Design that draws from its environs and cultural context
I get so upset when I’m home in Kenya and see the proliferation of generic, probably Chinese-made, furniture and fixtures. The materials used are sometimes not suitable for the climate, the aesthetics have no thread (heh!) of cultural relativity and it’s just another example of the wholesale adoption of all things Western without consideration of our identity and local opportunities.
There IS another way. There are people making amazing things that use local materials and draw upon traditional techniques and unique cultural aesthetics. Imagine if more of us appreciated and supported such work. Not only would we help to grow an indigenous industry (and perhaps even help to preserve traditional knowledge and to preserve cultures!) but we’d be adding more ‘colour’ and richness to our daily lives.
To me there’s nothing more enjoyable, inspiring and uplifting than being around passionate people. I advocate doing what you love and loving what you do. This informs my work: it is the mission of my company, Asilia, to work with passionate people and help more people turn their dreams and ideas into a reality. It also involves my blog, Afri-love, which showcases various fruits of passion (mostly to do with creative expression, a very apt conduit), shares the challenges involved and aims to inspire more people, in particular Africans (on the continent as well as in the Diaspora) to drop the drudgery and embrace a new attitude and adventure.
Celebrating African creativity
The continent of my birth is so rich with complexity and the myriad forms and styles of creative expression, traditional and contemporary, reflect that well. I’m always discovering new gems, provocative ideas and exemplary artists, designers, innovators, entrepreneurs and initiatives.
All these finds help to encourage me in my work and ambitions, as well as excite me about the burgeoning African and Diaspora creative industry. The days of creative professions being seen as non-viable are quickly disappearing and not only does this mean happier people but also, diversification of our markets which means wealth can be spread to a larger group of people.

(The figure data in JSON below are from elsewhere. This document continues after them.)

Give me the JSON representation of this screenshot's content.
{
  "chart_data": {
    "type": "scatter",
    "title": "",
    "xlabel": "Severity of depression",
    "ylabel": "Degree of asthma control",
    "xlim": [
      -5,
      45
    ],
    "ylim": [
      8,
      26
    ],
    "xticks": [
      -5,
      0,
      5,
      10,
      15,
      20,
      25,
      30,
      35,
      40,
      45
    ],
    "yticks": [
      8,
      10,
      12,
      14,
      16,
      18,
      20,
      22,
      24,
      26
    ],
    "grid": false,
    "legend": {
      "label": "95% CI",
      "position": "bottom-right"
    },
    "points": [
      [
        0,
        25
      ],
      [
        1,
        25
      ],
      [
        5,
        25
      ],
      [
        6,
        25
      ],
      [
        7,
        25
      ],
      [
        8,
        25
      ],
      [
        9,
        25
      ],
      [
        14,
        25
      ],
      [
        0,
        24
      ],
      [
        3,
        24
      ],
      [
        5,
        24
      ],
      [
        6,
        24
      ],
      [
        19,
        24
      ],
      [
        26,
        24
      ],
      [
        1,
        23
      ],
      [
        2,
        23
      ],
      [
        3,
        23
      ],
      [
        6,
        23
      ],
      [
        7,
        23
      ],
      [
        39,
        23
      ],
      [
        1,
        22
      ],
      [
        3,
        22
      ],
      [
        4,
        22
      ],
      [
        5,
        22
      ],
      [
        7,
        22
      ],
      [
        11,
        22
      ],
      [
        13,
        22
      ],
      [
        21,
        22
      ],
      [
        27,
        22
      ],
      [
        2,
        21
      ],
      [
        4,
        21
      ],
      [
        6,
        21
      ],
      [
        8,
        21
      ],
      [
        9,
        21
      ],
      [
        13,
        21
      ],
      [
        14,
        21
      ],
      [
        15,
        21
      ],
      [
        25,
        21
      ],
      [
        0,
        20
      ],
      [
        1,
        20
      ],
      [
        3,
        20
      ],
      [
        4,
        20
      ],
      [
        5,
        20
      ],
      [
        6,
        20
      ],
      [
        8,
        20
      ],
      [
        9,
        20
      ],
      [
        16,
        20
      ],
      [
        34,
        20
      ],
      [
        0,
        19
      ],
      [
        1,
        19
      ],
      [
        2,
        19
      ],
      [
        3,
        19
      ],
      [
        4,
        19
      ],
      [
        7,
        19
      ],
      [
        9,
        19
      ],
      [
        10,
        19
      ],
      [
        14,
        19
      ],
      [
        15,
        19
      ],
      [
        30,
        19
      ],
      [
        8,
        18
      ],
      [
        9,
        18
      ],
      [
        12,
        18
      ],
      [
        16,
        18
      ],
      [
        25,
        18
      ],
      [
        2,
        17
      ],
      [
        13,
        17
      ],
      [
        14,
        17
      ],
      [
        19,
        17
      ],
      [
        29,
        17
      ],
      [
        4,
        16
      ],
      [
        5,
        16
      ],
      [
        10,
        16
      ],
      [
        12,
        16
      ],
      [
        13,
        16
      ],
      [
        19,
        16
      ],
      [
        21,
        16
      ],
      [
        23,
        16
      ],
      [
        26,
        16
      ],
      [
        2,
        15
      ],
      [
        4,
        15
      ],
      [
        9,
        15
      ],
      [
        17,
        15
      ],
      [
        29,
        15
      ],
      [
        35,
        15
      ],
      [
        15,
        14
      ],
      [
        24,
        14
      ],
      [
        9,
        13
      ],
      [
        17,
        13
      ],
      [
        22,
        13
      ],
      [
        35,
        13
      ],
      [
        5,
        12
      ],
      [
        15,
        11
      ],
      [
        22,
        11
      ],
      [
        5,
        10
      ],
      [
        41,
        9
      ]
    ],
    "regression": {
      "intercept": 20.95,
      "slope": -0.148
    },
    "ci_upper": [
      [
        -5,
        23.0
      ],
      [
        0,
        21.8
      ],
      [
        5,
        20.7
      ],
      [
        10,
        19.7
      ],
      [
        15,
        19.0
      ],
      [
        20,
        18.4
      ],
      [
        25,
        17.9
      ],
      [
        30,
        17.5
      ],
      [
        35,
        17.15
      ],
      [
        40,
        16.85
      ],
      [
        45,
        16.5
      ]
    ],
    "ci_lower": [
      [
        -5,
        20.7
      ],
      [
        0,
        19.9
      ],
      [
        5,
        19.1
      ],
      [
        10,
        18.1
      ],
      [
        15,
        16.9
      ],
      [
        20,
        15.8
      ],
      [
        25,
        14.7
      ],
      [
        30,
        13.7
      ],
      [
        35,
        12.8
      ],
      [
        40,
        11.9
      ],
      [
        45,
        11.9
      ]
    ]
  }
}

With Afri-love I share what I discover with the hope that it will have the same or at least some effect on those who I reach.
I think it’s fascinating how people around the world, throughout time, take the time to decorate their bodies, whether this ‘ritual’ of adornment involves body painting and tatooing or wearing jewellery and other accessories. I am inspired by the shapes, colours, textures and ingenuity involved.
The fact that people spend so much time on creating and/or putting on these adornments and how it’s often done with such love, care and attention to intricate detail is one of the wonders of humanity to me! There is something very noble and intrinsically beautiful about it – whether gazing upon a punk or a maasai.